The bonus section of the CD is a mixed bag. There are the stereo alternates of “Star-Crossed Lovers” and “Circle of Fourths” alluded to above, plus an alternate of “Half the Fun” and a nine-minute sequence of takes of the original recording of “Star-Crossed Lovers” (when it was still titled “Pretty Girl”). However, Schaap also includes multiple takes of three tunes recorded at the same sessions, but which have no relationship to the Shakespeare suite. I can understand the rationale of issuing these tracks on the CD since they stand little chance of being issued elsewhere, but not when the space could be better used to include music that is directly related to the main album. For example, the original finale to the suite, “Cop-Out” was recorded in March 1957 and was issued on a 45 single. Why was that track not included on the CD? And while the Ravinia broadcast had not yet been discovered in 1999, the WGN “World of Music” broadcast had been available on an unauthorized LP since 1990 or earlier. Where were those tracks?
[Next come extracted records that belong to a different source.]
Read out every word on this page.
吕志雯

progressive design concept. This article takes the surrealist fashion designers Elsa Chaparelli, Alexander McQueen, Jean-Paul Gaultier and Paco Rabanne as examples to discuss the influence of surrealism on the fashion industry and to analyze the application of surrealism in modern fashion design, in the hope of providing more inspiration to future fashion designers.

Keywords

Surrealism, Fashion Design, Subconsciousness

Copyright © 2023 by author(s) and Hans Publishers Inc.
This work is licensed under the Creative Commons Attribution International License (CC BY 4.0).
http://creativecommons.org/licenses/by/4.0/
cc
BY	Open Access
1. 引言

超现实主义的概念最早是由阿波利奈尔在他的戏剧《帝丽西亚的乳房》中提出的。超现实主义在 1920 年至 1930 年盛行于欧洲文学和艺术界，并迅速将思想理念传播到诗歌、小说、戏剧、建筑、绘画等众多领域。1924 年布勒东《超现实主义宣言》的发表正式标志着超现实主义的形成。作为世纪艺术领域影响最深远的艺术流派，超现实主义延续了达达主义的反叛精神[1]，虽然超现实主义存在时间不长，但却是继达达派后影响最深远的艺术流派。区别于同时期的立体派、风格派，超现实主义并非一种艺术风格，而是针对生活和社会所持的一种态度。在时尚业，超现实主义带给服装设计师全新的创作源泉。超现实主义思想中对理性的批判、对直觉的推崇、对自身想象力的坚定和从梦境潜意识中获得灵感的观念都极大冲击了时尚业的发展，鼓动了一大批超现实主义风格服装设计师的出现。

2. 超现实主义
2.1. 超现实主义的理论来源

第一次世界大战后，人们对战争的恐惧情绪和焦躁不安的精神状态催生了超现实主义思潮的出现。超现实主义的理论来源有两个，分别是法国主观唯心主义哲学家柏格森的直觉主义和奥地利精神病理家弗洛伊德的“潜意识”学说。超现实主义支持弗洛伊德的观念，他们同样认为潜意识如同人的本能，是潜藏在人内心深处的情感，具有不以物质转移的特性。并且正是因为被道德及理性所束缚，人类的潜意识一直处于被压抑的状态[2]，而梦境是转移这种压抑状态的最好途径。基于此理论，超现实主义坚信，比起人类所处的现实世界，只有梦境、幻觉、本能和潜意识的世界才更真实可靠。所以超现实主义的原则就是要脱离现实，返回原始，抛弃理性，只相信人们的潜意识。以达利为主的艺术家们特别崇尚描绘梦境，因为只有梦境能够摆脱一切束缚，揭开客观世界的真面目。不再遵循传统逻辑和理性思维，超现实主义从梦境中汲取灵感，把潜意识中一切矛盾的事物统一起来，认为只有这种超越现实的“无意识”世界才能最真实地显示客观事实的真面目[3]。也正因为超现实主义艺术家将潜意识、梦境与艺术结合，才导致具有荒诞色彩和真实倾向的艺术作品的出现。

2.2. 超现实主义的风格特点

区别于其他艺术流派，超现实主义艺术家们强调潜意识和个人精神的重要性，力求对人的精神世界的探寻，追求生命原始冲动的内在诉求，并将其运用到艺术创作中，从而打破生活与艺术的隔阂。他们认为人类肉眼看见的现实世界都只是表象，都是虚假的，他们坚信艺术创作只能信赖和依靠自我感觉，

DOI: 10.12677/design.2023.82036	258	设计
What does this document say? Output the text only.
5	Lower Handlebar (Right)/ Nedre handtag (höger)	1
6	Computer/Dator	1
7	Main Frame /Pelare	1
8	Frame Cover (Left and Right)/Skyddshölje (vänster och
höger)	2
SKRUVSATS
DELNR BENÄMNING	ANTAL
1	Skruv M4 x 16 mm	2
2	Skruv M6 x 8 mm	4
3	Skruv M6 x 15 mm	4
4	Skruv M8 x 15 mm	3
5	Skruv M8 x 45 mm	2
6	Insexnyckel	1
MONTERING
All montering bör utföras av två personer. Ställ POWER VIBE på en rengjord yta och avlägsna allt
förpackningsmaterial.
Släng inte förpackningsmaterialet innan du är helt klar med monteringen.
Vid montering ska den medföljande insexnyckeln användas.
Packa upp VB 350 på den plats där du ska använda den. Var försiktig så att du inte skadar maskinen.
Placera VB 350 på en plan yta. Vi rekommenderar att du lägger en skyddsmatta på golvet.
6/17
With all of these important supplemental recordings now available, I think it’s time for Sony Music to reissue “Such Sweet Thunder” in a definitive CD set. As owner of some of the undisputed classics of American music, Sony has a responsibility to keep this music available to the general public. Several of the Schaap-produced discs are flawed, including “Such Sweet Thunder” and the tinny sounding Benny Goodman Carnegie Hall Concert. Jazz fans should not have to buy foreign reissues—most of which do not originate from the master recordings—just to get properly made digital versions of their favorite albums. It’s time to give these jazz masterpieces the treatment they deserve.